Les chiffres confirment l’impact de cette approche. Plus de 90 % des utilisateurs sont des adolescents ou de jeunes adultes et un million d’entre eux se connecte chaque jour, soit un adolescent sur quatre dans le pays, pour une durée moyenne de deux heures quarante. Kim Jong-yoon, le PDG de Scatter Lab, reconnaît lui-même que la plateforme procure un "fort boost de dopamine" et que le temps passé sur ce type de contenu est "très élevé".
Un modèle propriétaire pour des dialogues plus vrais que nature
La crédibilité émotionnelle de Zeta repose sur son infrastructure technologique.

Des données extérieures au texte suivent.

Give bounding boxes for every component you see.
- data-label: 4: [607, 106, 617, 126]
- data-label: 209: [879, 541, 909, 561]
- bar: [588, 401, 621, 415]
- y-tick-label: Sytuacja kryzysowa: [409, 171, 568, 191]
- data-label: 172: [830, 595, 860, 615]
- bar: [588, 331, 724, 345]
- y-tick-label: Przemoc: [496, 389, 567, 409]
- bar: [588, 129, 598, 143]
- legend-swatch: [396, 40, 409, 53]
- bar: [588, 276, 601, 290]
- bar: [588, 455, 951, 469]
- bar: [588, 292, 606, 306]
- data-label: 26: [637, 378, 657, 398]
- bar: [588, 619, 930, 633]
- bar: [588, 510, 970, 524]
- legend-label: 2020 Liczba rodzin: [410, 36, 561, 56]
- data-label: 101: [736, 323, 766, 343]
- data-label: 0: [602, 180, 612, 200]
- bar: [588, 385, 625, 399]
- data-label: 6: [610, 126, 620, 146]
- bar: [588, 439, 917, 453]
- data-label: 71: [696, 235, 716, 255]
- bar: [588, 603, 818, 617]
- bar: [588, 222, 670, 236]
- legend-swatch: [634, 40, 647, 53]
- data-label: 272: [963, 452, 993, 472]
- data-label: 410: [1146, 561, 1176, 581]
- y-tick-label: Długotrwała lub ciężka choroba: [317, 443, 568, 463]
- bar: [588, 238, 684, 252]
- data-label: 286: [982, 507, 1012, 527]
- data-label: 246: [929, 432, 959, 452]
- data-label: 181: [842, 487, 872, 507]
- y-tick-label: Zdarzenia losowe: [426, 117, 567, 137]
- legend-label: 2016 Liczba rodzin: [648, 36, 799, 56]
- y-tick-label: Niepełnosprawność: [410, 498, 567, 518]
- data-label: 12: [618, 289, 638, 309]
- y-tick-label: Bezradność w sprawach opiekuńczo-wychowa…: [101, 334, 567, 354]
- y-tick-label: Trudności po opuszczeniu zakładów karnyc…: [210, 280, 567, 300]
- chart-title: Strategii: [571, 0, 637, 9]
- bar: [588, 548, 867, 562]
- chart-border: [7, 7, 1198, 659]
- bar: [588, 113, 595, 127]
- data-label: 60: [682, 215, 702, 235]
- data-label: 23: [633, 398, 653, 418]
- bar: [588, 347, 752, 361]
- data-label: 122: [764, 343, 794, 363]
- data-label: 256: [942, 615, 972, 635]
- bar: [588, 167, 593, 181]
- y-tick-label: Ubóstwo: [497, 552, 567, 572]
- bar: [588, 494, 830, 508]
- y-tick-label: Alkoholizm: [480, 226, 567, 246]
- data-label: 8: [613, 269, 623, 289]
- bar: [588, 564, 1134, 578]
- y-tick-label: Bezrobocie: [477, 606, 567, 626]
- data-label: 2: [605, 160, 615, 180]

Scatter Lab a développé son propre modèle de langage LLM spécialement conçu pour des interactions affectives. Pour y parvenir, la start-up s’est appuyée sur Databricks Mosaic AI qui lui a permis d’accéder à des GPU puissants, à des outils d’optimisation et à un suivi d’apprentissage sur mesure.
En trois mois, plusieurs versions du modèle ont été élaborées malgré un budget restreint - à en croire Databricks Mosaic AI, il serait très légèrement supérieur à 600.000 euros. Ce travail a donné naissance à une IA plus stable, plus économique et surtout plus nuancée émotionnellement, capable de gérer la complexité des dialogues immersifs qui font le succès de Zeta. Scatter Lab revendique ainsi un modèle propriétaire conçu pour rendre les conversations plus empathiques et plus humaines que celles des chatbots généralistes.
Des mineurs face aux défaillances de modération
L’application, gratuite et ouverte 24 heures sur 24, est théoriquement réservée aux plus de 14 ans, mais reste accessible sans création de compte ni vérification d’âge, ce qui, combiné à son aspect addictif, alimente les inquiétudes des parents, enseignants et professionnels de santé. Certains dialogues, comme nous le révélons dans notre test en vidéo, peuvent inciter à des comportements à risque, tels que la consommation d’alcool ou de drogues, ou encore l’incitation à travailler dans le divertissement pour adultes pour "gagner de l’argent de poche".
De son côté, Scatter Lab affirme avoir mis en place des filtres et un système de modération, mais la tâche reste immense, avec 2,3 milliards de messages échangés chaque mois. Si la version adulte est censée être bloquée pour les 14-19 ans, de nombreux adolescents contournent facilement la vérification d’âge grâce à des publicités ciblées et à des astuces partagées en ligne. L’usage de métaphores liées aux fruits permet par exemple de contourner les filtres et d’accéder à des expressions interdites.
La start-up coréenne rêve grand, l'Asie puis la planète
Forte de son succès national, Scatter Lab vise désormais l’international. Déjà lancée au Japon, Zeta y a attiré plus de 500.000 utilisateurs en juillet dernier. La start-up prévoit une expansion mondiale et espère atteindre 100 millions d’usagers grâce au déploiement de serveurs anglophones.
Sur son site, elle promet d’"offrir aux utilisateurs une immersion encore plus grande et une expérience différenciée". Cette ambition se matérialise déjà avec Zeta Pro, une version premium sans publicité et sans limite de temps, qui promet une réactivité accrue, la création illimitée de personnages, la génération d’arrière-plans et même l’écoute des dialogues.